Cloudflare Pages hingegen macht beim Deployment keine halben Sachen. Es führt den echten Produktions-Build aus. Dabei wird jede einzelne Seite, jede Route und jeder Endpunkt von Anfang bis Ende durchgerendert. Liegt irgendwo im Projekt ein versteckter i18n-Konfigurationsfehler, ein fehlerhafter Import oder ein Typ-Konflikt in einer Content-Collection, fliegt dir der gesamte Prozess um die Ohren.

Die Lösung für lokale Tests

Um böse Überraschungen im Deployment-Log zu minimieren, sollte man sich angewöhnen, vor dem Push eine produktionsnahe Simulation auf dem eigenen Rechner laufen zu lassen:

# Erzeugt den echten Produktions-Build lokal
pnpm build

Erst hier zieht Astro die Samthandschuhe aus. Wenn der Build lokal ohne Fehler durchläuft, stehen die Chancen extrem gut, dass auch Cloudflare grünes Licht gibt.

Die ultimative Absicherung: GitHub Actions als Gatekeeper

Da wir Menschen aber vergesslich sind und das manuelle Bauen vor jedem Push wertvolle Zeit kostet, überlassen wir diesen Job lieber einer Automatisierung.
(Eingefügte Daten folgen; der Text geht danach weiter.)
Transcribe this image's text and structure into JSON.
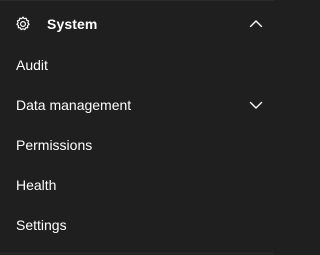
{
  "section": {
    "title": "System",
    "icon": "gear-icon",
    "expanded": true
  },
  "items": [
    {
      "label": "Audit"
    },
    {
      "label": "Data management",
      "has_children": true,
      "expanded": false
    },
    {
      "label": "Permissions"
    },
    {
      "label": "Health"
    },
    {
      "label": "Settings"
    }
  ],
  "colors": {
    "background": "#1f1f1f",
    "text": "#ffffff"
  }
}
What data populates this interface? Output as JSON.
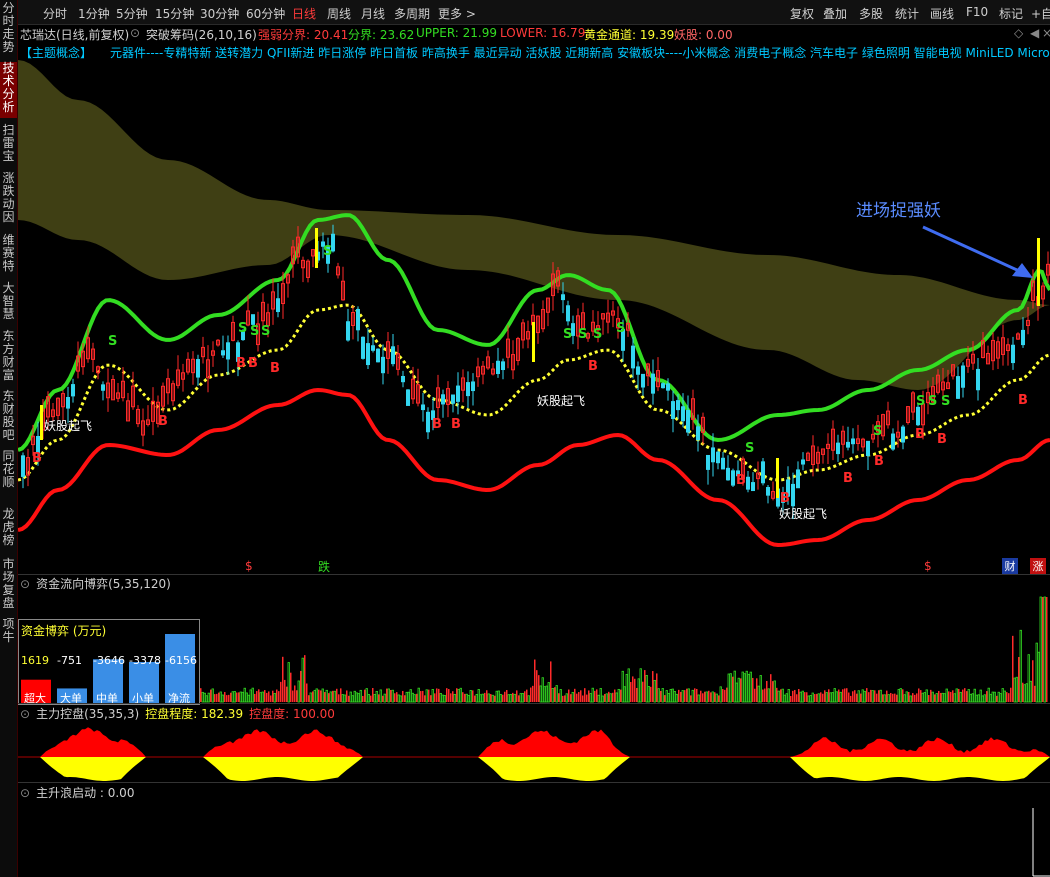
{
  "sidebar": {
    "items": [
      {
        "label": "分时走势",
        "active": false
      },
      {
        "label": "技术分析",
        "active": true
      },
      {
        "label": "扫雷宝",
        "active": false
      },
      {
        "label": "涨跌动因",
        "active": false
      },
      {
        "label": "维赛特",
        "active": false
      },
      {
        "label": "大智慧",
        "active": false
      },
      {
        "label": "东方财富",
        "active": false
      },
      {
        "label": "东财股吧",
        "active": false
      },
      {
        "label": "同花顺",
        "active": false
      },
      {
        "label": "龙虎榜",
        "active": false
      },
      {
        "label": "市场复盘",
        "active": false
      },
      {
        "label": "项牛",
        "active": false
      }
    ]
  },
  "toolbar": {
    "left": [
      "分时",
      "1分钟",
      "5分钟",
      "15分钟",
      "30分钟",
      "60分钟",
      "日线",
      "周线",
      "月线",
      "多周期",
      "更多 >"
    ],
    "active_index": 6,
    "right": [
      "复权",
      "叠加",
      "多股",
      "统计",
      "画线",
      "F10",
      "标记",
      "+自"
    ]
  },
  "info": {
    "stock": "芯瑞达(日线,前复权)",
    "indicator": "突破筹码(26,10,16)",
    "weak": "强弱分界: 20.41",
    "split": "分界: 23.62",
    "upper": "UPPER: 21.99",
    "lower": "LOWER: 16.79",
    "gold": "黄金通道: 19.39",
    "yao": "妖股: 0.00"
  },
  "concepts": {
    "header": "【主题概念】",
    "text": "元器件----专精特新 送转潜力 QFII新进 昨日涨停 昨日首板 昨高换手 最近异动 活妖股 近期新高 安徽板块----小米概念 消费电子概念 汽车电子 绿色照明 智能电视 MiniLED MicroLED"
  },
  "annotations": {
    "callout": "进场捉强妖",
    "yao_label": "妖股起飞",
    "buy": "B",
    "sell": "S",
    "bottom_flags": [
      "$",
      "跌",
      "$",
      "财",
      "涨"
    ]
  },
  "panel_flow": {
    "title": "资金流向博弈(5,35,120)",
    "box_title": "资金博弈 (万元)",
    "bars": [
      {
        "label": "超大",
        "value": 1619,
        "color": "#ff0000"
      },
      {
        "label": "大单",
        "value": -751,
        "color": "#3a8ee6"
      },
      {
        "label": "中单",
        "value": -3646,
        "color": "#3a8ee6"
      },
      {
        "label": "小单",
        "value": -3378,
        "color": "#3a8ee6"
      },
      {
        "label": "净流",
        "value": -6156,
        "color": "#3a8ee6"
      }
    ],
    "bar_texts": [
      "1619",
      "-751",
      "-3646",
      "-3378",
      "-6156"
    ]
  },
  "panel_control": {
    "title": "主力控盘(35,35,3)",
    "degree": "控盘程度: 182.39",
    "level": "控盘度: 100.00"
  },
  "panel_wave": {
    "title": "主升浪启动 : 0.00"
  },
  "colors": {
    "upper_band": "#33dd22",
    "mid_line": "#ffff33",
    "lower_band": "#ff1111",
    "cloud": "#4a4a18",
    "candle_up": "#ff2a2a",
    "candle_down": "#33d6f0",
    "active_tab": "#ff3b3b"
  }
}
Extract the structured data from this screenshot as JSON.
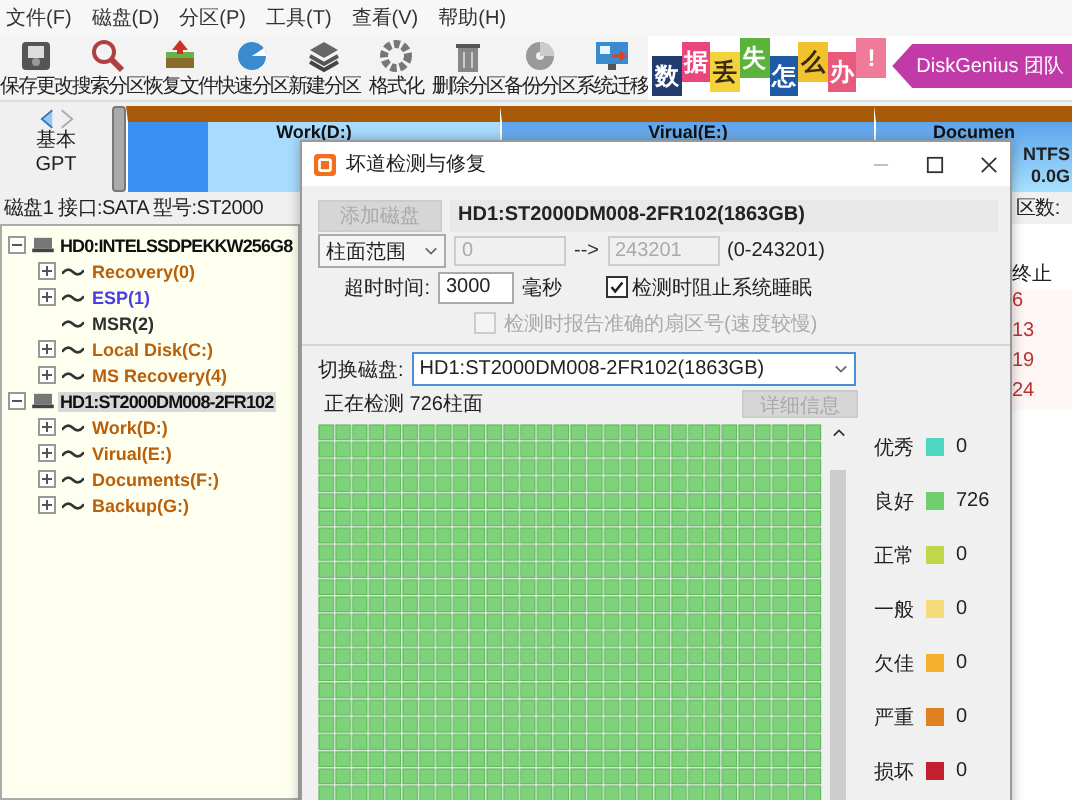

Mit GitHub Actions bauen wir uns eine CI-Pipeline (Continuous Integration), die bei jedem Push und jedem Pull Request unbestechlich prüft, ob das Projekt wirklich reif für die Produktion ist.

Erstelle dazu eine Datei unter .github/workflows/ci.yml in deinem Projekt:

name: CI (Branch Sanity Check)

on:
  push:
    branches: [main, master]
  pull_request:
    branches: [main, master]

jobs:
  verify:
    runs-on: ubuntu-latest

    steps:
      - name: Checkout Repository
        uses: actions/checkout@v4

      - name: Install Node.js
        uses: actions/setup-node@v4
        with:
          node-version: 22

      - name: Install pnpm
        uses: pnpm/action-setup@v4
        with:
          version: 10

      - name: Get pnpm store directory
        shell: bash
        run: |
          echo "STORE_PATH=$(pnpm store path --silent)" >> $GITHUB_ENV

      - name: Setup pnpm cache
        uses: actions/cache@v4
        with:
          path: ${{ env.STORE_PATH }}
          key: ${{ runner.os }}-pnpm-store-${{ hashFiles('**/pnpm-lock.yaml') }}
          restore-keys: |
            ${{ runner.os }}-pnpm-store-

      - name: Install Dependencies
        run: pnpm install --frozen-lockfile

      - name: Run Quality Gate (Typecheck & Build)
        run: |
          pnpm exec astro check
          pnpm build

Warum genau dieses Setup?

  1. Effizientes Caching: Durch das Sichern des pnpm-Stores via actions/cache dauert die Installation der Node-Module bei Folge-Builds oft nur wenige Sekunden.
  2. --frozen-lockfile: Sorgt dafür, dass exakt die Abhängigkeiten installiert werden, die in deiner lokalen pnpm-lock.yaml stehen. Keine stillschweigenden Versions-Updates in der Cloud.
  3. Zweistufiger Check: astro check validiert zuerst TypeScript- und Komponentenstrukturen auf logische Fehler. Erst wenn da alles passt, startet pnpm build den finalen Härtetest für alle Routen.

Fazit

Der Satz “Auf meinem Rechner lief es aber!” verliert dank moderner CI-Pipelines seinen Schrecken. Indem wir den Produktions-Build als zwingende Bedingung vor jedes Deployment schalten, halten wir unsere Codebasis sauber und sparen wertvolle Build-Minuten auf unserer Hosting-Plattform.

Lass die Maschine die Fehler suchen, bevor es deine Produktionsumgebung tun muss!